By: Jonathan Knutson, Agweek
For the second straight spring, farmers in much of northwestern North Dakota are experiencing what Ross, N.D.-based grain elevator manager John Woodbury calls “a screwy year.”
But he says this spring —unusually warm, dry and early — is far preferable to the spring of 2011. A year ago, exceptionally wet conditions prevented roughly 6 million acres of North Dakota cropland from being planted. Northwestern North Dakota, which normally receives relatively little rain, was hit particularly hard by the wet weather and unplanted fields.
“Last spring, we couldn’t plant. We had no chance” (for a good crop). This spring, we can plant. We have a chance,” he says.
How big is the difference from a year ago? In some areas, 80 percent of fields never were planted last spring. In those areas this spring, 90 percent of fields have been planted or soon will be, Woodbury says.

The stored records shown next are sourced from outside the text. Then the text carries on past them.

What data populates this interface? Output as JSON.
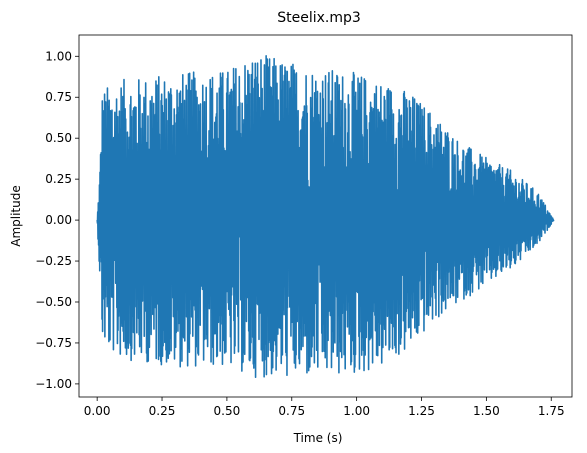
{
  "chart_data": {
    "type": "line",
    "title": "Steelix.mp3",
    "xlabel": "Time (s)",
    "ylabel": "Amplitude",
    "xlim": [
      -0.07,
      1.83
    ],
    "ylim": [
      -1.08,
      1.13
    ],
    "xticks": [
      0.0,
      0.25,
      0.5,
      0.75,
      1.0,
      1.25,
      1.5,
      1.75
    ],
    "xtick_labels": [
      "0.00",
      "0.25",
      "0.50",
      "0.75",
      "1.00",
      "1.25",
      "1.50",
      "1.75"
    ],
    "yticks": [
      -1.0,
      -0.75,
      -0.5,
      -0.25,
      0.0,
      0.25,
      0.5,
      0.75,
      1.0
    ],
    "ytick_labels": [
      "−1.00",
      "−0.75",
      "−0.50",
      "−0.25",
      "0.00",
      "0.25",
      "0.50",
      "0.75",
      "1.00"
    ],
    "grid": false,
    "series": [
      {
        "color": "#1f77b4",
        "duration": 1.76,
        "envelope": {
          "x": [
            0.0,
            0.01,
            0.02,
            0.04,
            0.1,
            0.3,
            0.5,
            0.6,
            0.8,
            1.0,
            1.1,
            1.2,
            1.3,
            1.4,
            1.5,
            1.6,
            1.7,
            1.76
          ],
          "upper": [
            0.0,
            0.3,
            0.8,
            0.82,
            0.86,
            0.9,
            0.92,
            1.03,
            0.95,
            0.9,
            0.85,
            0.79,
            0.65,
            0.48,
            0.38,
            0.3,
            0.17,
            0.0
          ],
          "lower": [
            0.0,
            -0.35,
            -0.75,
            -0.8,
            -0.85,
            -0.9,
            -0.9,
            -0.96,
            -0.97,
            -0.95,
            -0.9,
            -0.8,
            -0.62,
            -0.5,
            -0.4,
            -0.3,
            -0.15,
            0.0
          ]
        }
      }
    ]
  }
}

Farmers in his area grow many crops, including spring wheat, durum, canola, barley and peas.
Canola acreage is rising in his area this year because of strong prices for the crop, while interest in durum has declined this spring, he says.
That reflects attractive canola prices and the difficulties that some farmers have had growing high-quality durum in recent years, Woodbury says.
‘Night and day’ difference
One of the worst-hit areas last spring was Ward County, which led the state with an estimated 576,000 unplanted acres, or roughly 63 percent of the county’s 907,825 cropland acres
Bob Finken, a Douglas, N.D., producer who farms in Ward County, says this spring and last spring are “like night and day.”
Last year, he struggled all spring with wet fields, ultimately getting in only a little more than half of his crop.
This year, he expected to start planting during the week of April 23. Some fields are still a little wet, but he’s optimistic of being to plant all or most of his crop.
Among the changes from a year ago: This year Finken expects to plant field peas, which he couldn’t do last year because of wet conditions.
In Renville County, in extreme northwestern North Dakota, less than 10 percent of the crop was planted in 2011.
At least that much has been planted already this spring, says LoAyne Voigt, county agent.
Planting began in earnest during the week of April 23, she says.
Because Renville is so far north, farmers in the county normally are satisfied if they start planting in earnest by May 1, she says.
Despite dry conditions since last fall, parts of many fields remain wet and farmers need to plant around those wet areas, she says.